In 2004, the couple put their talents - her silvery voice and eloquent phrasing, his sensitive, flexible conducting - to memorable use in Baltimore Opera's staging of Bellini's I Puritani.

"They had a great success with it," says company general director Michael Harrison. "They're both wonderful talents, highly professional and dedicated, great colleagues - no artifice or pretense. I'm very high on both of them, individually and together."

Harrison engaged White to conduct another Bellini masterwork, La Sonnambula, last season. Futral was not in that cast. "She's getting busier and busier, and it's more difficult for us to find time in her schedule," Harrison says.

But this season, the scheduling worked out, and the return dual engagement finds husband and wife once again deep in bel canto land, the 19th-century Italian repertoire known for long-breathed, often florid melodic lines.

Not produced in this country since 1975, when it served as a vehicle for Beverly Sills' debut at the Metropolitan Opera, The Siege of Corinth is a first for Futral and White. They have both enjoyed the experience of exploring one of Rossini's least familiar works.

"Those who know Rossini only by La Cenerentola or Barber of Seville know Rossini in a way that is so incomplete," says White, 44.

That could have described his wife up until about six years ago, when she recorded Rossini's Otello, an underappreciated opera that preceded Verdi's work of the same name by 81 years. (A colleague of Futral's in that recording, Rossini-specializing tenor Bruce Ford, sings the role of Pamira's father, Cleomene, in The Siege of Corinth.)

"I was not a Rossini-ite early in my career," Futral says. "The operas I knew were the comic ones. But when I did the Otello recording, I found the music stunning. ... I'm really pulled by the dramatic elements in the serious side of Rossini."

Today, the soprano enjoys wide praise for roles in both light and tragic operas, performed in major opera houses, including the Met, where she will create the role of Princess Yueyang opposite Placido Domingo in Tan Dun's The First Emperor in December.

Futral's just-completed triumph, the title role in Handel's Semele at New York City Opera, included comedy and drama. In this imaginatively updated production, Futral played the immortality-seeking Semele as Marilyn Monroe, complete with skirt-lifting puff of air and a pill-induced death on satin sheets.

(Her remarkable co-star in that production, mezzo Vivica Genaux, was done up as Jackie Kennedy.
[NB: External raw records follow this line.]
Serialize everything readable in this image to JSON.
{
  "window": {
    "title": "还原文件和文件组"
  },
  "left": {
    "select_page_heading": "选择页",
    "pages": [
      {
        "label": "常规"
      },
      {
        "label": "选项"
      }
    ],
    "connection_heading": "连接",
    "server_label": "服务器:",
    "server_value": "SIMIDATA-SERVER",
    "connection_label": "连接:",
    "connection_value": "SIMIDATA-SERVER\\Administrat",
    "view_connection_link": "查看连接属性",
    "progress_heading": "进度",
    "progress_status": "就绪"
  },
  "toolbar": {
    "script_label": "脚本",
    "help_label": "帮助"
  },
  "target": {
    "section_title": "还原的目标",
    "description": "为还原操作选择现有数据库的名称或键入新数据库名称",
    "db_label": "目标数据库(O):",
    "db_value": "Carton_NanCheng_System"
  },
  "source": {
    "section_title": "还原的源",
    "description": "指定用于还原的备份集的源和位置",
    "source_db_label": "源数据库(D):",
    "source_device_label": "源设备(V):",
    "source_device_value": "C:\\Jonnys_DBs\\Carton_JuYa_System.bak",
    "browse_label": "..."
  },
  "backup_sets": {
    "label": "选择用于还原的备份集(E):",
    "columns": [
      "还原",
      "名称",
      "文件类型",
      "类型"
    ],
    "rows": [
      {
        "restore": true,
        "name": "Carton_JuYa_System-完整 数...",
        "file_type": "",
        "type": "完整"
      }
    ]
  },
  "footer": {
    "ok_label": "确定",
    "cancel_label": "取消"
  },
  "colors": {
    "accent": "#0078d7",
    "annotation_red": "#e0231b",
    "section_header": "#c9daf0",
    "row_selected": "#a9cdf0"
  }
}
Genaux will switch to more masculine attire when she joins Futral for The Siege of Corinth, singing the role of Pamira's Greek boyfriend, Neocle.)

Total immersion into character, and firm grasp of the musical style, are typical of Futral's approach, whether in Donizetti's Lucia di Lammermoor or The Elixir of Love, Richard Strauss' Daphne or Andre Previn's A Streetcar Named Desire (she created the Stella role in the 1998 premiere).

White, named general and artistic director of the Roanoke Opera two years ago, has been steadily adding to his own repertoire, from Mozart to Puccini, and his list of credits, from New York City Opera to Vancouver Opera.

It was in the mid-'90s, while working as associate conductor and chorus master at Florida Grand Opera in Miami, that he met Futral, who starred in several of that company's productions.

The two discovered common Carolinian roots - the soprano was born in North Carolina (raised in Louisiana from the age of 2), White in South Carolina. They married in 1998 and lived until recently in Chicago, where they also found common ground.

"We went to a Cubs game for part of our honeymoon," White says. "The daytime part," Futral quickly adds, with a laugh.